BaptisteL
BaptisteL

Reputation: 113

Is async all the way inevitable for C# rest API?

I saw and read a lot of pages about async-await in C# but something is still unclear. With a 3-Tier architecture like Controller - Business Layer - Data Layer, if your Data Layer do async method (because its calling Database or RestAPI), your Business Layer and Controller need to be async and await too. This is a design intent ?

I understand that async-await is usefull for call that are not handled by the server CPU like for database call or http calls, then you can give the current thread to another task and return to this one when the async operation is finished. But with an architecture like I explained, if you have async method in your lowest layer you endup bubbling up the async-await pattern everywhere and it seems that it's not useful in those cases.

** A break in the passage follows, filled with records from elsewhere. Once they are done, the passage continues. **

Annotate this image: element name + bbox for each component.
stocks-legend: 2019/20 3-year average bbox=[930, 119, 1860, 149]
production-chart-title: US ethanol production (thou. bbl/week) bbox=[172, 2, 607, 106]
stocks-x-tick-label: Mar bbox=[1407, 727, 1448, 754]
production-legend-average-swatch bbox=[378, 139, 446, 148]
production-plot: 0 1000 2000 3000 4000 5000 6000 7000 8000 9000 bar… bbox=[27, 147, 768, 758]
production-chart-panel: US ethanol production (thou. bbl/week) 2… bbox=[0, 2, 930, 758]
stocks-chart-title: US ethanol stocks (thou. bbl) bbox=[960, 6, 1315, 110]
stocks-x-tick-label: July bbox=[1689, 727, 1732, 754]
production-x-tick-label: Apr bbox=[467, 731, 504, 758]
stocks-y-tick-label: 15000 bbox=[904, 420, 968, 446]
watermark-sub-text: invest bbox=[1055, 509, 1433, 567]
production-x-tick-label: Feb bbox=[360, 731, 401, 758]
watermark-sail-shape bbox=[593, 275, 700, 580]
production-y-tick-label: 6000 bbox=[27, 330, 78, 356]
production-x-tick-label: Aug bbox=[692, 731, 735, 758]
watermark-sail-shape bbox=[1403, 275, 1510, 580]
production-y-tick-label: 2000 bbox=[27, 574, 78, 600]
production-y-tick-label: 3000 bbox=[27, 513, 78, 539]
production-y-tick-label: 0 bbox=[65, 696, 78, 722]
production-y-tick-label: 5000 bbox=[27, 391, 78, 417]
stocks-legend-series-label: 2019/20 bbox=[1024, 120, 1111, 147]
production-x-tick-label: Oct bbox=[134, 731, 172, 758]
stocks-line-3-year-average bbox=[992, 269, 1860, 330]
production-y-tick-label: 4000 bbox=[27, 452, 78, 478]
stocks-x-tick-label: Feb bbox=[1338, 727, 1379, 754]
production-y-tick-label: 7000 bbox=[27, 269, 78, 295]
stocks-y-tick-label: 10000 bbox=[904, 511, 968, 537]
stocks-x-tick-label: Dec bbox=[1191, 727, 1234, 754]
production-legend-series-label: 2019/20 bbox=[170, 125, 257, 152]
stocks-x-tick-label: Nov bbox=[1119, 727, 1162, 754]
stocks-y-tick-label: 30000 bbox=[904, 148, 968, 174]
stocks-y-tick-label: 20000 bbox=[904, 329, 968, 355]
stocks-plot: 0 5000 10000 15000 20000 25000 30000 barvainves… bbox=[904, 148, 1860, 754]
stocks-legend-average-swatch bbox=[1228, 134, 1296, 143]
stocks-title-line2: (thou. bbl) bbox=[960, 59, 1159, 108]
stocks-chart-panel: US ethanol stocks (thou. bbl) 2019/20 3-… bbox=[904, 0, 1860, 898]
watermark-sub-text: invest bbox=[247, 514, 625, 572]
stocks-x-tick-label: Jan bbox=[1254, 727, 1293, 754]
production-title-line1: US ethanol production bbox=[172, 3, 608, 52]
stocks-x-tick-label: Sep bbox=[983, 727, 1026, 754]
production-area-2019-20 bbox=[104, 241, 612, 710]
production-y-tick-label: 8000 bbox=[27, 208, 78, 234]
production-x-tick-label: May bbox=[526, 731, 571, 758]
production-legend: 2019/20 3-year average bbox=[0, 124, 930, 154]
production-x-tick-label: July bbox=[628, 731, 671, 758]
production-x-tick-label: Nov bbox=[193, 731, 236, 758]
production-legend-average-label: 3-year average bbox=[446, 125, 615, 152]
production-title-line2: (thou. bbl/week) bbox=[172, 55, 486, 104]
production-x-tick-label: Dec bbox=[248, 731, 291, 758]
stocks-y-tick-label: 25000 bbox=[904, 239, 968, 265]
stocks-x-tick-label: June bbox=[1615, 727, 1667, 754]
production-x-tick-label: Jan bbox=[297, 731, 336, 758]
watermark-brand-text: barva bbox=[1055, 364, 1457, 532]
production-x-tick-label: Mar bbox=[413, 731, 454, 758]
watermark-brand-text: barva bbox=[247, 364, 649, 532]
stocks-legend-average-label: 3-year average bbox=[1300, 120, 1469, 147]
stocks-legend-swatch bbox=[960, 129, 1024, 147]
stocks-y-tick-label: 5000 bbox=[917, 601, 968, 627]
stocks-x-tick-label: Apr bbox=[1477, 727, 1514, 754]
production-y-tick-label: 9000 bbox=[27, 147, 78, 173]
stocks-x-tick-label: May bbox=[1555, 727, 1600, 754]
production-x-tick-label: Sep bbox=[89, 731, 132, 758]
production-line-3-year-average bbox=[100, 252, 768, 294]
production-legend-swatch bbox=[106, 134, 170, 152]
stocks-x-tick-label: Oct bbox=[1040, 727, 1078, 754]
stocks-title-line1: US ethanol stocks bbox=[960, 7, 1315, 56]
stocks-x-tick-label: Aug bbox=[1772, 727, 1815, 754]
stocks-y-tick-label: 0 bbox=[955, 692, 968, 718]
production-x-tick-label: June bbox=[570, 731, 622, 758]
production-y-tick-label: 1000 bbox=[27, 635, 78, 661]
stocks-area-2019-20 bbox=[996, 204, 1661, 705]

I must be missing something or some explanation. So you know I read multiple thread on stackoverflow and some Microsoft documentation but still can't explain that.

Upvotes: 2

Views: 540

Answers (1)

Flater
Flater

Reputation: 13783

Let's invert the example. Compare a regular synchronous application, and and application which is internally async but wrapped in a synchronous shell. How would they appear different to the outside observer?

They wouldn't. Sure, you may know that in your application it's a different component that is blocking the thread (e.g. BLL instead of DAL); but the outside observer only cares that there is a thread being blocked, not which object or layer in the application is doing it. The outside observer pretty much by definition does not care nor differentiate between the internal implementations of an application.

The only way for an application to not block the thread, which is the core principle of asynchrony; is for the await logic to bubble up out of your application. Now, the outside observer sees a difference: the thread isn't blocked and the observer is able to go do something else in the meanwhile. Without that being the case, there is no point to having asynchrony in the first place.

At its very core, synchronous code does not communicate. You give your employee a job: heat the sauce. He uses a microwave. It takes him 10 seconds to put it in and 10 seconds to take it out. During the microwaving, he either stands there doing nothing or leaves the kitchen and tells no one. Others are waiting to use the kitchen, and he's not doing anything and is therefore wasting kitchen availability because he never told anyone that they could jump in while he was waiting for the microwave. He's blocking the path in the kitchen for no purpose other than because he chose to idle there. This is a synchronous worker.

Comparatively, an asynchronous worker will realize that he is idling, steps out of the kitchen to make way, and lets the others know that there is now space for them to get their own work done in the kitchen.

But the only way in which this works is if he actually tells the others that he has stepped out of the kitchen so that they can get in. This part of the analogy is the equivalent of having your await logic bubble up out of your application. If you keep it inside, then you've not communicated.


One more thing: if your application starts a task, but has enough other work to do while the task completes; when it finally awaits the (already finished by now) task, it never bubbled up out of your application. An await only bubbles up if the thread has nothing more to do except waiting.